Rise and slime! It’s salamander time

Ann Cameron Siegal

THE WASHINGTON POST – One rarely seen, colourful salamander species with clownish fixed smiles is prompting a lot of smiles among biologists in Maryland’s Department of Natural Resources (DNR) in the United States (US).

In the 1990s, as development, pollution and evolving land uses intruded on breeding sites, Eastern tiger salamanders – the largest land-dwelling salamanders in North America – almost became extinct in the state. These amphibians are making a significant comeback.

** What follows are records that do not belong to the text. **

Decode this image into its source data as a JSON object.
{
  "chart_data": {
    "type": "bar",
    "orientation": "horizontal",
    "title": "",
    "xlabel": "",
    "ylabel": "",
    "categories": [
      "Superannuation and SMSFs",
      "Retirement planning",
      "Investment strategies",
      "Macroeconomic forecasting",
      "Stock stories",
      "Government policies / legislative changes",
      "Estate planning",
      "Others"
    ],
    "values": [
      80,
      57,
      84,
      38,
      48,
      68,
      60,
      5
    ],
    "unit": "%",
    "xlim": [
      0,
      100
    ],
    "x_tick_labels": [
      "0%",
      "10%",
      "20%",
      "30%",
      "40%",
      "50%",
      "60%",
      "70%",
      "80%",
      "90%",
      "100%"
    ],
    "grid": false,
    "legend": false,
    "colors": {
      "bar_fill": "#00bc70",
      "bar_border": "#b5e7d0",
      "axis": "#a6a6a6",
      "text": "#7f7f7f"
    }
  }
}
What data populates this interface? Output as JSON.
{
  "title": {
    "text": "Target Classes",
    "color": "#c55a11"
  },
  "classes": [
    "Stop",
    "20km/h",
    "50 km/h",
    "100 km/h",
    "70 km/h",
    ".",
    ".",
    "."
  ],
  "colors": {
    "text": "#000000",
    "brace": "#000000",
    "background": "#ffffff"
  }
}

“Salamanders are one of the first species many of us encounter as kids,” noted Director Scott McDaniel at the Susquehannock Wildlife Society in Darlington. “Their seemingly smiling faces and bright colours excite the imagination as you flip a rock over or roll a log to find such a unique treasure hiding underneath.”

“Fluffy or feathered things get more attention than scaly, slimy things,” said DNR biologist Beth Schlimm, who works with numerous reptiles and amphibians. “I’m partial to the scaly, slimy things.”

Salamanders are scaleless, but some secrete a toxic, sticky substance from glands in their tails to ward off predators.

Eastern tiger salamanders have a smiley face and a very long tail. The amphibian nearly disappeared in Maryland because of development and pollution, but 1,000 to 2,000 now live in the state, according to research. PHOTO: THE WASHINGTON POST

Like other amphibians, tiger salamanders are important to the ecosystem because they are predators to smaller organisms and prey for larger creatures.

“Since they partially breathe through their skin and require wetlands to breed, lay eggs and develop in their larval stages, they are indicators of a healthy habitat,” McDaniel said.

“Tiger salamanders are also very picky about which breeding pools they like,” said Emilio Concari, who volunteers with DNR population surveys.

Schlimm recently explored one of several seasonal wetland areas on Maryland’s Eastern Shore, where extensive vegetation management over the past decade helped restore natural breeding habitats of these salamanders.

“Female tiger salamanders need fishless freshwater ponds that have a lot of sunlight for their eggs,” Schlimm said. Egg masses attach to upright vegetation, so water depth is critical. “Too shallow, they dry out; too deep, and sun won’t get to the egg masses.”

Carefully making her way through knee-high water, Schlimm checked sites where their egg masses flourish. Egg mass counts are the most efficient method to answer the question: “How are Eastern tiger salamander populations doing in Maryland?”

“A really rough population estimate would be 1,000 to 2,000 individual tiger salamanders,” said DNR biologist Scott A Smith. They are concentrated in Caroline and Kent counties.